Needless to say the birds in our gardens (and allotments) benefit from a bit of additional food at this time of year. So, as well as the peanut wreath I blogged about before Christmas, I’ve hung some homemade seed cakes and fat balls on the trees. As long as you have some bird seed these are easy to make and are loved by birds.


Fat Balls

Combine melted lard with a mix of seeds, oats and soaked raisins to a ratio of 1:2 fat to dry. Form into balls around a loop of string. Put in the fridge to set, then hang outside.
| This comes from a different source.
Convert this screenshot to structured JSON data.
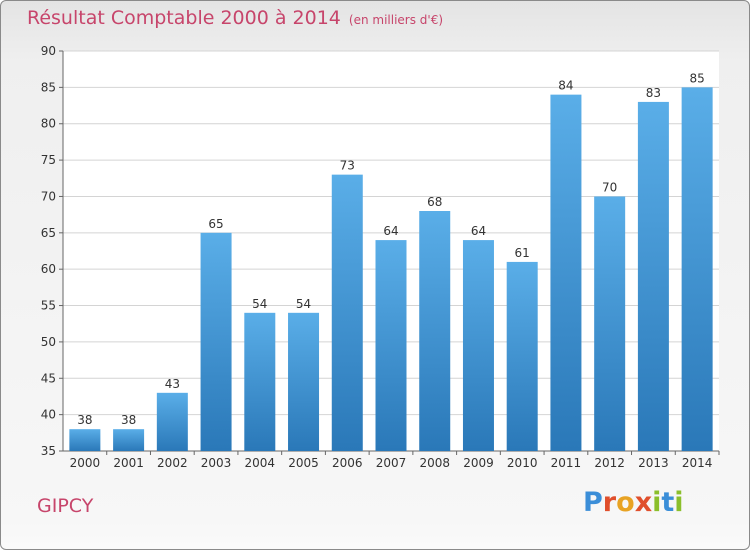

Gelatin Seed Cakes (makes 6)

  • 3/4 cup flour
  • 1/2 cup warm water
  • 4 leaves of gelatin
  • 3 tbsp. golden syrup
  • 4 cups birdseed
  • muffin tin or other mould
  • dash of oil
  • drinking straws
  • baking parchment
  • string/twine

Start by mixing the gelatin with the water and stirring until the gelatin has dissolved completely. Add the flour and the syrup and ensure it is all thoroughly combined. At this point stir the seeds into the liquid mix, making sure that they are well coated. Grease the mould, then place a short length of drinking straw in each section, before spooning the seed mix in and firming the mixture down using the back of a spoon. Leave the birdseed cakes for a few hours to set, then remove from mould and remove straws (leaving a hole in each cake). Allow the seed cakes to dry for a further few hour (overnight is even better), after which you can thread string through the hole and hang out for the birds.20140106-110739.jpg Once you’ve set out bird feeders, why not spend a little time seeing what visits your outside space? The RSPB are running its annual Big Garden Birdwatch on the weekend of the 25th-26th January. I’ll be up the plot to see what visits. How do you help the birds in your garden or allotment?